Ya había transcurrido bastante tiempo desde la puesta de sol, y no había rastro de Kököchin. El resto de la caravana había partido a media tarde, tratando de aprovechar el frescor nocturno, y evitar las elevadas temperaturas del día, que dificultarían su marcha. Así que Marco resolvió irse y reintegrarse a la expedición, cuando de repente oyó un ruido.
Avivó todos los sentidos y advirtió que alguien trepaba por el muro.
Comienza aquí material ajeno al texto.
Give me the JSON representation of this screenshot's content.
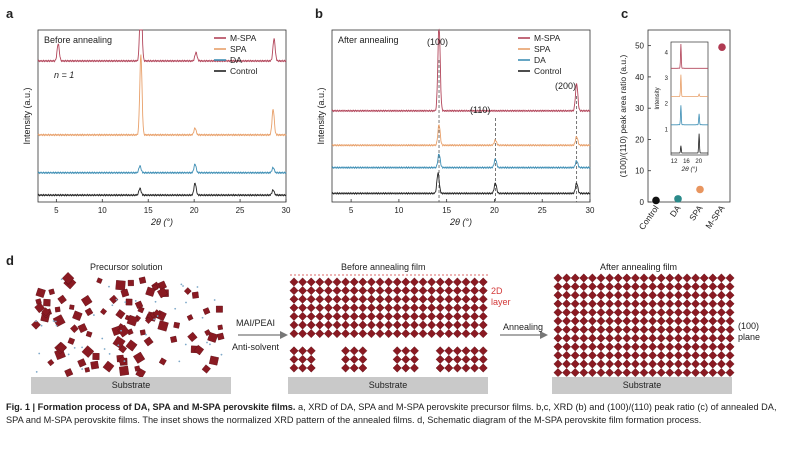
{
  "panels": {
    "a": {
      "letter": "a",
      "title": "Before annealing",
      "annotation": "n = 1"
    },
    "b": {
      "letter": "b",
      "title": "After annealing",
      "peaks": [
        "(100)",
        "(110)",
        "(200)"
      ]
    },
    "c": {
      "letter": "c",
      "ylabel": "(100)/(110) peak area ratio (a.u.)"
    },
    "d": {
      "letter": "d"
    }
  },
  "legend": [
    "M-SPA",
    "SPA",
    "DA",
    "Control"
  ],
  "colors": {
    "M-SPA": "#b2455a",
    "SPA": "#e8a06a",
    "DA": "#3f8fb5",
    "Control": "#222222",
    "crystal": "#8a1a22"
  },
  "chart_data": [
    {
      "type": "line",
      "title": "Before annealing",
      "xlabel": "2θ (°)",
      "ylabel": "Intensity (a.u.)",
      "xlim": [
        3,
        30
      ],
      "xticks": [
        "5",
        "10",
        "15",
        "20",
        "25",
        "30"
      ],
      "series": [
        {
          "name": "M-SPA",
          "baseline": 0.82,
          "peaks": [
            [
              5.2,
              0.1
            ],
            [
              14.2,
              0.4
            ],
            [
              20.2,
              0.05
            ],
            [
              28.7,
              0.13
            ]
          ]
        },
        {
          "name": "SPA",
          "baseline": 0.39,
          "peaks": [
            [
              14.2,
              0.47
            ],
            [
              20.1,
              0.04
            ],
            [
              28.6,
              0.15
            ]
          ]
        },
        {
          "name": "DA",
          "baseline": 0.17,
          "peaks": [
            [
              14.1,
              0.04
            ],
            [
              20.1,
              0.05
            ],
            [
              28.6,
              0.03
            ]
          ]
        },
        {
          "name": "Control",
          "baseline": 0.04,
          "peaks": [
            [
              14.1,
              0.04
            ],
            [
              20.1,
              0.07
            ],
            [
              28.6,
              0.03
            ]
          ]
        }
      ]
    },
    {
      "type": "line",
      "title": "After annealing",
      "xlabel": "2θ (°)",
      "ylabel": "Intensity (a.u.)",
      "xlim": [
        3,
        30
      ],
      "xticks": [
        "5",
        "10",
        "15",
        "20",
        "25",
        "30"
      ],
      "series": [
        {
          "name": "M-SPA",
          "baseline": 0.53,
          "peaks": [
            [
              14.2,
              0.5
            ],
            [
              28.6,
              0.16
            ]
          ]
        },
        {
          "name": "SPA",
          "baseline": 0.33,
          "peaks": [
            [
              14.2,
              0.12
            ],
            [
              20.1,
              0.03
            ],
            [
              28.6,
              0.05
            ]
          ]
        },
        {
          "name": "DA",
          "baseline": 0.2,
          "peaks": [
            [
              14.2,
              0.08
            ],
            [
              20.1,
              0.05
            ],
            [
              28.6,
              0.04
            ]
          ]
        },
        {
          "name": "Control",
          "baseline": 0.05,
          "peaks": [
            [
              14.1,
              0.12
            ],
            [
              20.1,
              0.06
            ],
            [
              28.6,
              0.06
            ]
          ]
        }
      ]
    },
    {
      "type": "scatter",
      "ylabel": "(100)/(110) peak area ratio (a.u.)",
      "categories": [
        "Control",
        "DA",
        "SPA",
        "M-SPA"
      ],
      "values": [
        0.5,
        1.0,
        4.0,
        49.5
      ],
      "ylim": [
        0,
        55
      ],
      "yticks": [
        "0",
        "10",
        "20",
        "30",
        "40",
        "50"
      ]
    },
    {
      "type": "line",
      "title": "inset",
      "xlabel": "2θ (°)",
      "ylabel": "Intensity",
      "xlim": [
        11,
        23
      ],
      "xticks": [
        "12",
        "16",
        "20"
      ],
      "yticks": [
        "1",
        "2",
        "3",
        "4"
      ],
      "series": [
        {
          "name": "M-SPA",
          "peaks": [
            [
              14.2,
              1.0
            ]
          ]
        },
        {
          "name": "SPA",
          "peaks": [
            [
              14.2,
              0.9
            ],
            [
              20.1,
              0.1
            ]
          ]
        },
        {
          "name": "DA",
          "peaks": [
            [
              14.2,
              0.8
            ],
            [
              20.1,
              0.45
            ]
          ]
        },
        {
          "name": "Control",
          "peaks": [
            [
              14.2,
              0.3
            ],
            [
              20.1,
              0.8
            ]
          ]
        }
      ]
    }
  ],
  "schematic": {
    "stage1": "Precursor solution",
    "stage2": "Before annealing film",
    "stage3": "After annealing film",
    "arrow1_top": "MAI/PEAI",
    "arrow1_bottom": "Anti-solvent",
    "arrow2": "Annealing",
    "layer_label": "2D\nlayer",
    "plane_label": "(100)\nplane",
    "substrate": "Substrate"
  },
  "caption": {
    "lead": "Fig. 1 | Formation process of DA, SPA and M-SPA perovskite films.",
    "body": " a, XRD of DA, SPA and M-SPA perovskite precursor films. b,c, XRD (b) and (100)/(110) peak ratio (c) of annealed DA, SPA and M-SPA perovskite films. The inset shows the normalized XRD pattern of the annealed films. d, Schematic diagram of the M-SPA perovskite film formation process."
  }
}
Su corazón se revolucionó, confiando que la cabeza de su querida princesa azul asomase por encima de la pared.
No tenía claro si era más fuerte el deseo o el temor de que apareciese, puesto que su huida constituiría un auténtico riesgo para los integrantes de la caravana. Y, por otra parte, ahora que había tratado a su marido, no estaba convencido de que él pudiese proporcionarle un futuro más dichoso que el joven e instruido Ghazan.
Súbitamente, vislumbró unos ojos brillantes sobre el muro. En un instante, el gato se aupó sobre la valla, y saltó desde ella hacia el exterior. Era hora de poner rumbo a Venecia.
De lo más profundo de su mente emergían confusas imágenes de canales, suntuosos palacios, góndolas y cùpulas doradas, y un intenso olor a mar le embriaga, hasta el punto de no percibir que, a lo lejos, una muchacha enfundada en un vestido azul, viendo cómo se alejaba, decidía descender de la tapia y regresar a palacio.